Swedish operator Tele2, which has invested $2.5 billion in Russia and has roughly the same number of mobile subscribers as the new Rostelecom, has already sent letters to both Rostelecom and Communications and Press Minister Igor Shchyogolev seeking to join the consortium on the grounds that the company's experience in building LTE networks with Telenor in Sweden could be useful in Russia.
It is not impossible that a foreign investor like Tele2 could be excluded from participating in a project dealing with Russia's military frequencies on the grounds of national security, though it's doubtful that any of the big three would shed a tear for having less competition.
"I would not say that you can determine the leaders and the outsiders [of the 4G frequency distribution race] just yet. This race is only beginning," said Dmitry Strashnov, chief executive of Tele2 Russia.
The company remains optimistic and is putting its money where its mouth is.
Tele2 is "prepared to take on an equal amount of the financial responsibility for the conversion as other participants of the consortium," Strashnov said, adding that "the funds are available."
The Tele2 case will be yet another test of Russia's respect for foreign investors. Norway's Telenor is also upbeat, despite the fact that its main local investment, VimpelCom Ltd., has once again become a battleground.
"We do not regret coming to Russia at all," Ole Bjorn Sjulstad, head of Telenor Russia, said at a news conference in February. "This is important for us to share our view as a shareholder," he said of the company's decision to seek legal action in the resolution of its dispute with VimpelCom Ltd.
Telenor is opposing a proposed $6.5 billion merger with the telecommunications assets of Egyptian billionaire Naguib Sawiris, which started last year.
Telenor's main argument is that each investment should come at an affordable price and Sawiris' assets, "burdened by debt," remote and operating on saturated markets cost more than VimpelCom Ltd. should have to pay.

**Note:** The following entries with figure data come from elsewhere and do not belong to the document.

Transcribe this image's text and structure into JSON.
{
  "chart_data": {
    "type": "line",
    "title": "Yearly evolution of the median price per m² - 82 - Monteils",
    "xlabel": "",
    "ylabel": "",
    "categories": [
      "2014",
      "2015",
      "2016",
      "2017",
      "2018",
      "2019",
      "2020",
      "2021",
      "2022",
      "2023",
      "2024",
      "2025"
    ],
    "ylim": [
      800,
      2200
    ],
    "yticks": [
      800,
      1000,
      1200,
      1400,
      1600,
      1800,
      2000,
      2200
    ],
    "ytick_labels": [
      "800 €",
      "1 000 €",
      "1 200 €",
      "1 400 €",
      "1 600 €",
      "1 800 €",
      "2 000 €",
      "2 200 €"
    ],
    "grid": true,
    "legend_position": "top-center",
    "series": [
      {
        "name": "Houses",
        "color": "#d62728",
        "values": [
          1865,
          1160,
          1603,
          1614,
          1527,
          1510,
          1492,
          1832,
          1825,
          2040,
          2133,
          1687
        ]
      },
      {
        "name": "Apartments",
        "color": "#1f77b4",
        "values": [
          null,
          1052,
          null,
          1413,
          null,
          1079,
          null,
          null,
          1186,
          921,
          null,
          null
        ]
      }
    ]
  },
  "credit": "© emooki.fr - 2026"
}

Telenor, which owns 36 percent of voting shares in VimpelCom Ltd., has turned to both the London Court of International Arbitration and the Commercial Court in London in hopes of resolving the dispute. While the arbitration proceedings may take months or even years, the first hearing of the commercial court is scheduled for Feb. 25.

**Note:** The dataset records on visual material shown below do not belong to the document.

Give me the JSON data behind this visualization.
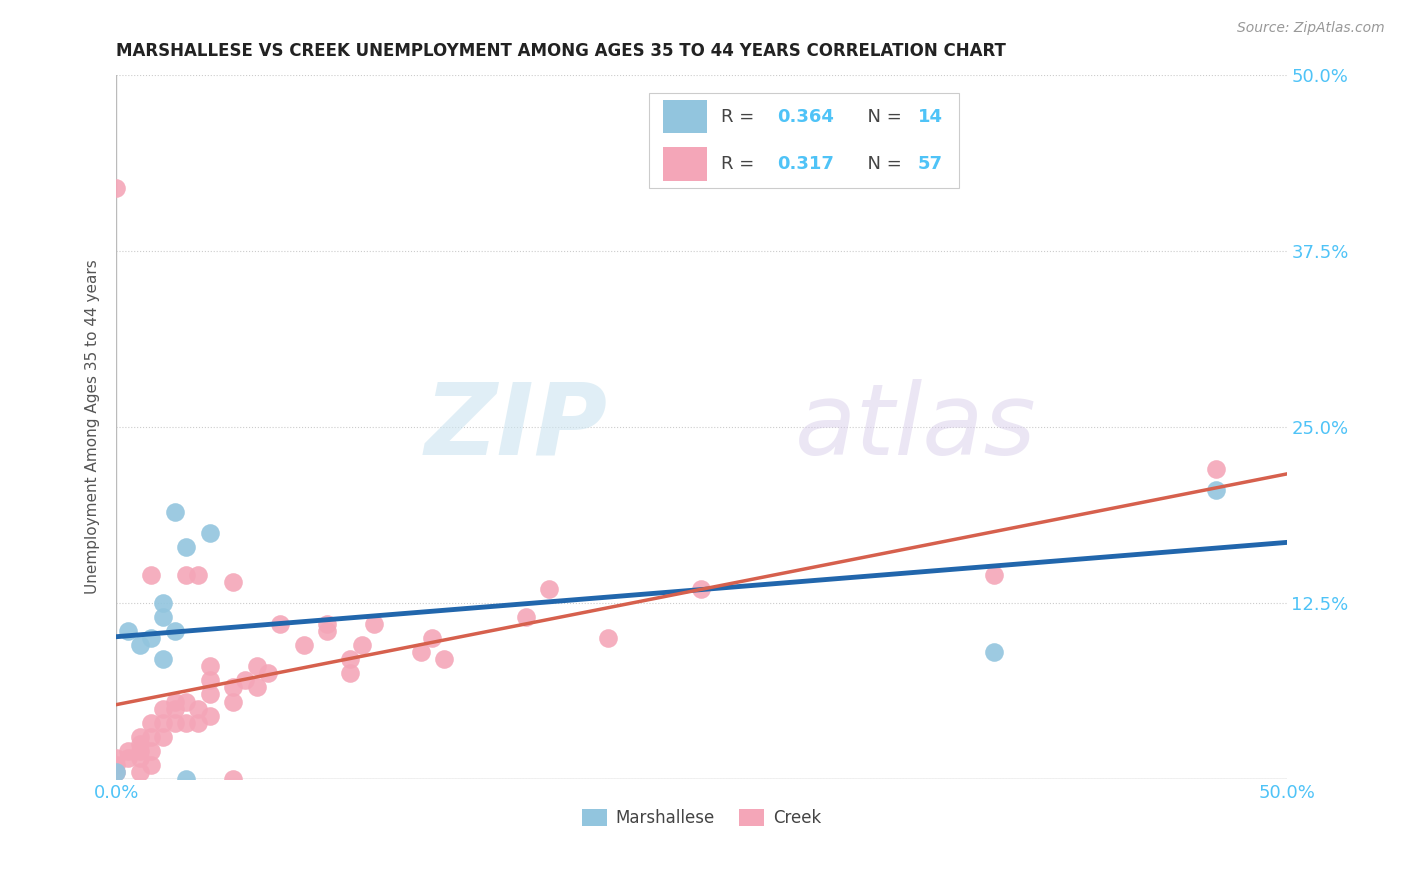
{
  "title": "MARSHALLESE VS CREEK UNEMPLOYMENT AMONG AGES 35 TO 44 YEARS CORRELATION CHART",
  "source": "Source: ZipAtlas.com",
  "ylabel": "Unemployment Among Ages 35 to 44 years",
  "xlim": [
    0.0,
    0.5
  ],
  "ylim": [
    0.0,
    0.5
  ],
  "xticks": [
    0.0,
    0.125,
    0.25,
    0.375,
    0.5
  ],
  "yticks": [
    0.0,
    0.125,
    0.25,
    0.375,
    0.5
  ],
  "xtick_labels": [
    "0.0%",
    "",
    "",
    "",
    "50.0%"
  ],
  "ytick_labels": [
    "",
    "12.5%",
    "25.0%",
    "37.5%",
    "50.0%"
  ],
  "marshallese_color": "#92c5de",
  "creek_color": "#f4a6b8",
  "marshallese_line_color": "#2166ac",
  "creek_line_color": "#d6604d",
  "background_color": "#ffffff",
  "grid_color": "#cccccc",
  "watermark_zip": "ZIP",
  "watermark_atlas": "atlas",
  "legend_R1": "0.364",
  "legend_N1": "14",
  "legend_R2": "0.317",
  "legend_N2": "57",
  "marshallese_x": [
    0.0,
    0.005,
    0.01,
    0.015,
    0.02,
    0.02,
    0.02,
    0.025,
    0.025,
    0.03,
    0.03,
    0.04,
    0.375,
    0.47
  ],
  "marshallese_y": [
    0.005,
    0.105,
    0.095,
    0.1,
    0.085,
    0.115,
    0.125,
    0.19,
    0.105,
    0.0,
    0.165,
    0.175,
    0.09,
    0.205
  ],
  "creek_x": [
    0.0,
    0.0,
    0.0,
    0.0,
    0.005,
    0.005,
    0.01,
    0.01,
    0.01,
    0.01,
    0.01,
    0.015,
    0.015,
    0.015,
    0.015,
    0.015,
    0.02,
    0.02,
    0.02,
    0.025,
    0.025,
    0.025,
    0.03,
    0.03,
    0.03,
    0.035,
    0.035,
    0.035,
    0.04,
    0.04,
    0.04,
    0.04,
    0.05,
    0.05,
    0.05,
    0.05,
    0.055,
    0.06,
    0.06,
    0.065,
    0.07,
    0.08,
    0.09,
    0.09,
    0.1,
    0.1,
    0.105,
    0.11,
    0.13,
    0.135,
    0.14,
    0.175,
    0.185,
    0.21,
    0.25,
    0.375,
    0.47
  ],
  "creek_y": [
    0.005,
    0.01,
    0.015,
    0.42,
    0.015,
    0.02,
    0.005,
    0.015,
    0.02,
    0.025,
    0.03,
    0.01,
    0.02,
    0.03,
    0.04,
    0.145,
    0.03,
    0.04,
    0.05,
    0.04,
    0.05,
    0.055,
    0.04,
    0.055,
    0.145,
    0.04,
    0.05,
    0.145,
    0.045,
    0.06,
    0.07,
    0.08,
    0.0,
    0.055,
    0.065,
    0.14,
    0.07,
    0.065,
    0.08,
    0.075,
    0.11,
    0.095,
    0.11,
    0.105,
    0.075,
    0.085,
    0.095,
    0.11,
    0.09,
    0.1,
    0.085,
    0.115,
    0.135,
    0.1,
    0.135,
    0.145,
    0.22
  ]
}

Depending on the results, there could be additional clarity, and possibly a vote at the next VimpelCom Ltd. shareholder meeting, which is due to take place in mid-March. Analysts say that despite Telenor's efforts, the deal will most likely go through.

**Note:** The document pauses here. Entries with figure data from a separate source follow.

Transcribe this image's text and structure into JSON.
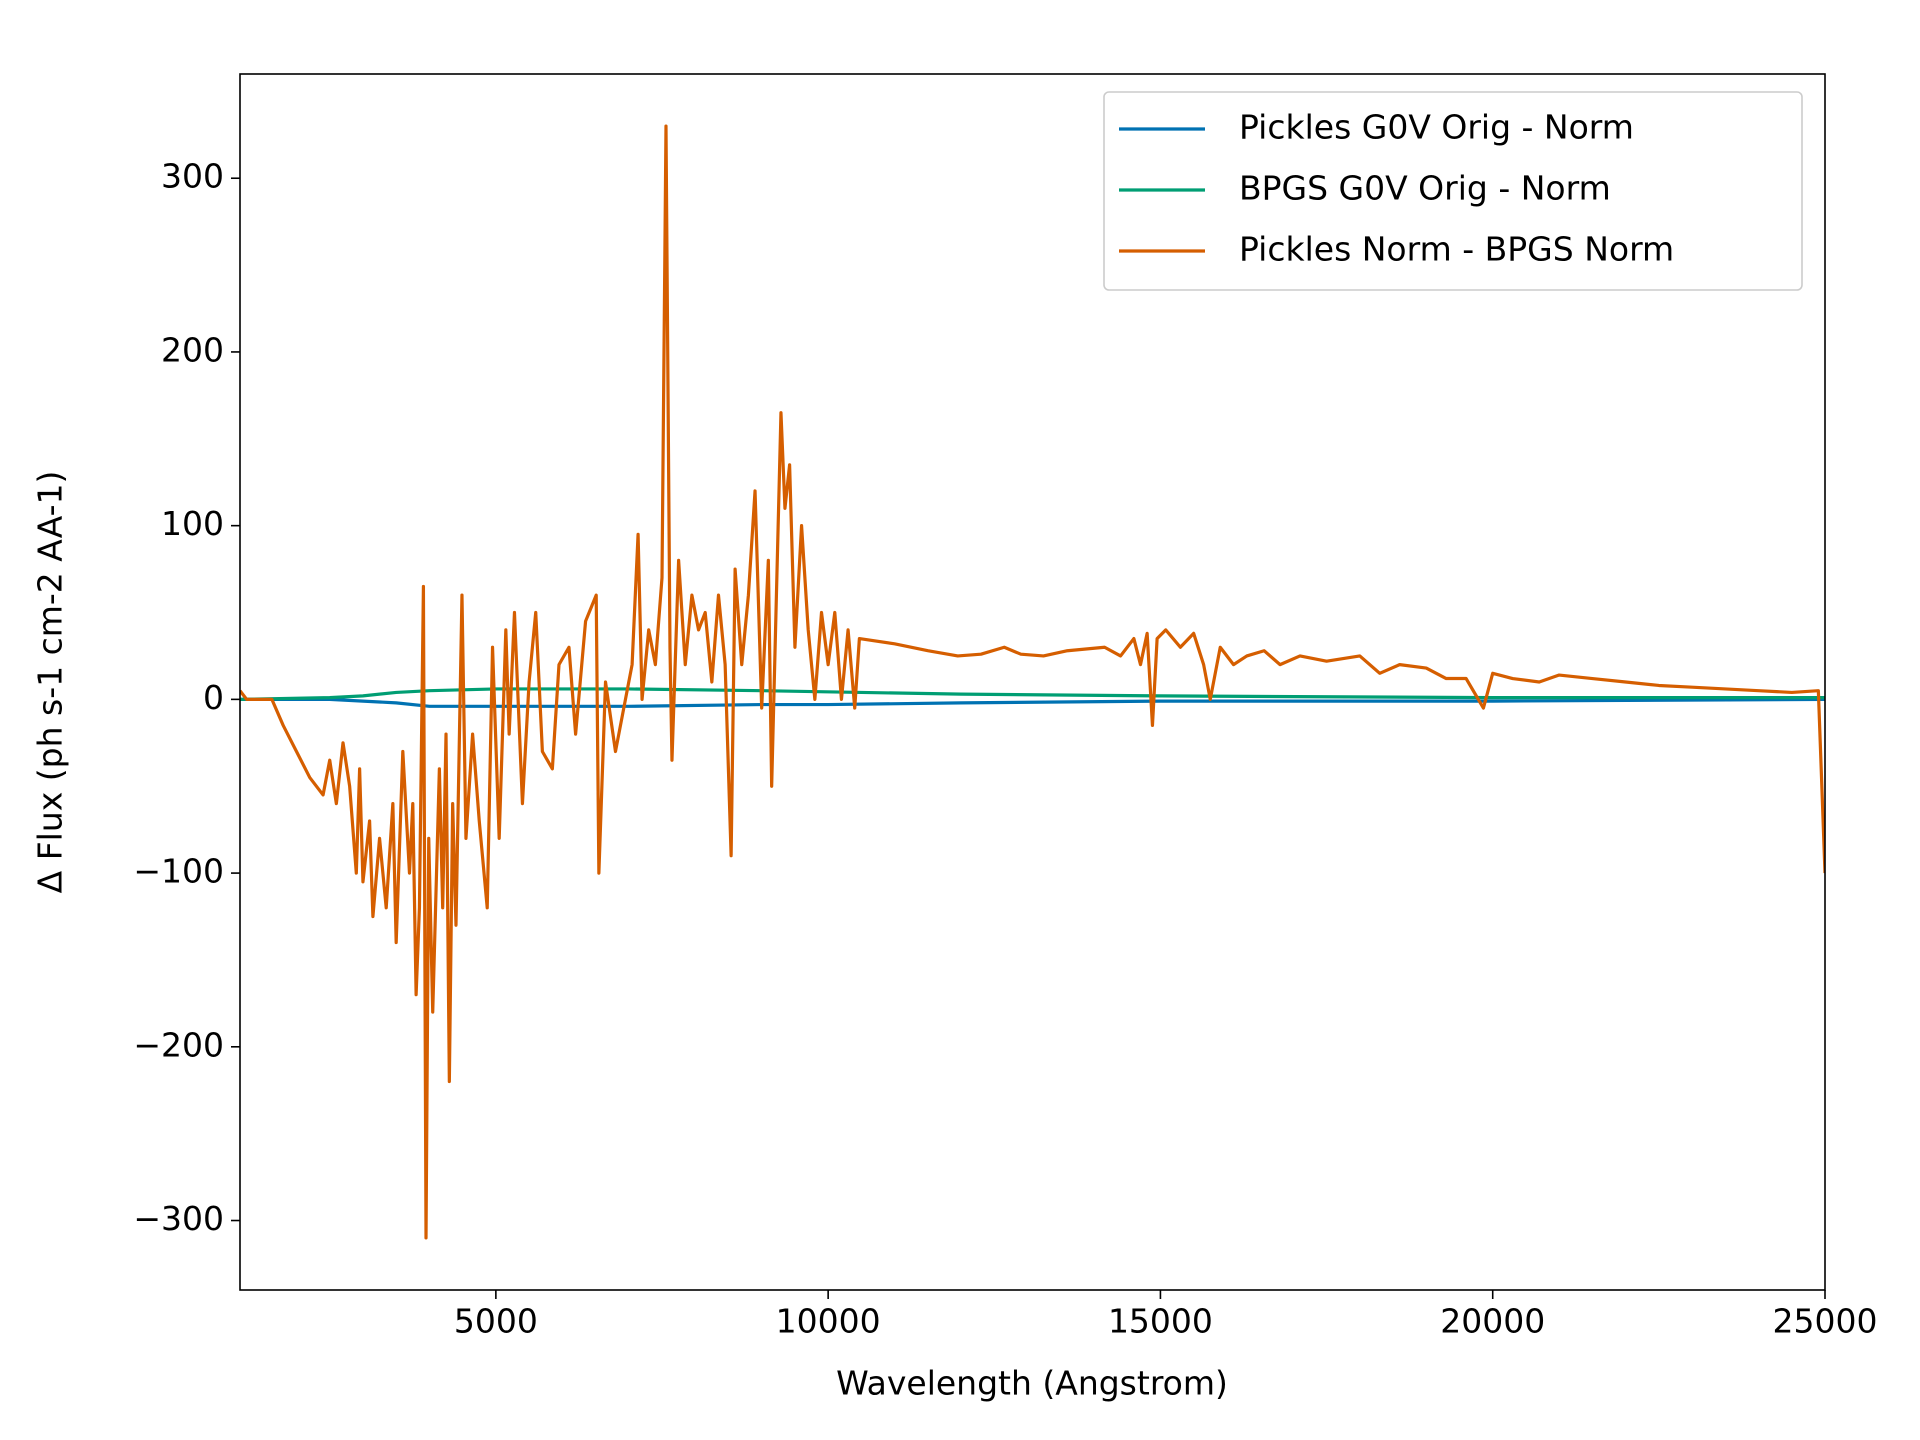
{
  "chart_data": {
    "type": "line",
    "xlabel": "Wavelength (Angstrom)",
    "ylabel": "Δ Flux (ph s-1 cm-2 AA-1)",
    "xlim": [
      1150,
      25000
    ],
    "ylim": [
      -340,
      360
    ],
    "xticks": [
      5000,
      10000,
      15000,
      20000,
      25000
    ],
    "yticks": [
      {
        "value": -300,
        "label": "−300"
      },
      {
        "value": -200,
        "label": "−200"
      },
      {
        "value": -100,
        "label": "−100"
      },
      0,
      100,
      200,
      300
    ],
    "legend": "upper right",
    "series": [
      {
        "name": "Pickles G0V Orig - Norm",
        "color": "#0072b2",
        "x": [
          1150,
          2500,
          3000,
          3500,
          4000,
          5000,
          7000,
          9000,
          10000,
          12000,
          15000,
          20000,
          25000
        ],
        "values": [
          0,
          0,
          -1,
          -2,
          -4,
          -4,
          -4,
          -3,
          -3,
          -2,
          -1,
          -1,
          0
        ]
      },
      {
        "name": "BPGS G0V Orig - Norm",
        "color": "#009e73",
        "x": [
          1150,
          2500,
          3000,
          3500,
          4000,
          5000,
          7000,
          9000,
          10500,
          12000,
          15000,
          20000,
          25000
        ],
        "values": [
          0,
          1,
          2,
          4,
          5,
          6,
          6,
          5,
          4,
          3,
          2,
          1,
          1
        ]
      },
      {
        "name": "Pickles Norm - BPGS Norm",
        "color": "#d55e00",
        "x": [
          1150,
          1250,
          1630,
          1800,
          2000,
          2200,
          2400,
          2500,
          2600,
          2700,
          2800,
          2900,
          2950,
          3000,
          3100,
          3150,
          3250,
          3350,
          3450,
          3500,
          3600,
          3700,
          3750,
          3800,
          3850,
          3910,
          3949,
          3990,
          4050,
          4150,
          4200,
          4250,
          4300,
          4350,
          4400,
          4490,
          4550,
          4650,
          4750,
          4870,
          4950,
          5050,
          5150,
          5200,
          5280,
          5400,
          5500,
          5600,
          5700,
          5850,
          5950,
          6100,
          6200,
          6350,
          6510,
          6550,
          6650,
          6800,
          6950,
          7050,
          7140,
          7200,
          7300,
          7400,
          7500,
          7560,
          7620,
          7650,
          7750,
          7850,
          7950,
          8050,
          8150,
          8250,
          8350,
          8450,
          8540,
          8600,
          8700,
          8800,
          8900,
          9000,
          9100,
          9150,
          9290,
          9350,
          9420,
          9500,
          9600,
          9700,
          9800,
          9900,
          10000,
          10100,
          10200,
          10300,
          10400,
          10470,
          11000,
          11500,
          11950,
          12300,
          12650,
          12900,
          13240,
          13600,
          14160,
          14400,
          14600,
          14700,
          14800,
          14880,
          14950,
          15080,
          15300,
          15500,
          15650,
          15750,
          15900,
          16100,
          16300,
          16560,
          16800,
          17100,
          17500,
          18000,
          18300,
          18600,
          19000,
          19300,
          19600,
          19860,
          20000,
          20300,
          20700,
          21000,
          21500,
          22000,
          22500,
          23000,
          23500,
          24000,
          24500,
          24900,
          25000
        ],
        "values": [
          5,
          0,
          0,
          -15,
          -30,
          -45,
          -55,
          -35,
          -60,
          -25,
          -50,
          -100,
          -40,
          -105,
          -70,
          -125,
          -80,
          -120,
          -60,
          -140,
          -30,
          -100,
          -60,
          -170,
          -120,
          65,
          -310,
          -80,
          -180,
          -40,
          -120,
          -20,
          -220,
          -60,
          -130,
          60,
          -80,
          -20,
          -70,
          -120,
          30,
          -80,
          40,
          -20,
          50,
          -60,
          10,
          50,
          -30,
          -40,
          20,
          30,
          -20,
          45,
          60,
          -100,
          10,
          -30,
          0,
          20,
          95,
          0,
          40,
          20,
          70,
          330,
          30,
          -35,
          80,
          20,
          60,
          40,
          50,
          10,
          60,
          20,
          -90,
          75,
          20,
          60,
          120,
          -5,
          80,
          -50,
          165,
          110,
          135,
          30,
          100,
          40,
          0,
          50,
          20,
          50,
          0,
          40,
          -5,
          35,
          32,
          28,
          25,
          26,
          30,
          26,
          25,
          28,
          30,
          25,
          35,
          20,
          38,
          -15,
          35,
          40,
          30,
          38,
          20,
          0,
          30,
          20,
          25,
          28,
          20,
          25,
          22,
          25,
          15,
          20,
          18,
          12,
          12,
          -5,
          15,
          12,
          10,
          14,
          12,
          10,
          8,
          7,
          6,
          5,
          4,
          5,
          -100
        ]
      }
    ]
  }
}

VimpelCom Ltd. seems confident in its chances to win and improve share value, which has dropped, along with its market share.
"As soon as investors see that the company and the market are going in the right direction, there will be a correction," Izosimov said at the Troika Dialog investor conference earlier this month.
Other market players are considering expansion with great caution.
"We are looking at the world globally — I would not single out Europe or Asia. We are looking into potential mergers or partnerships with both leading developed and developing markets. But at this point, this issue is at a research stage," Mikhail Shamolin, chief executive of MTS, said at the Troika Dialog investor conference.
Shamolin said MTS has not yet found an asset that would satisfy all shareholders, though MTS owner AFK Sistema's Vladimir Yevtushenkov said Feb. 1 that merger talks were underway with an undisclosed international operator.
Analyst forecast continuing local consolidation with no major international deals, except for VimpelCom, for the remainder of 2011. This could be a result of a less-than-positive stereotype of Russian business partners.
"No one waits for Russians in Europe," one analyst said. The presence of Russian investors on the board of any telecommunications company is almost stereotypically a turnoff for foreign investors, and this is unlikely to change with time, she said.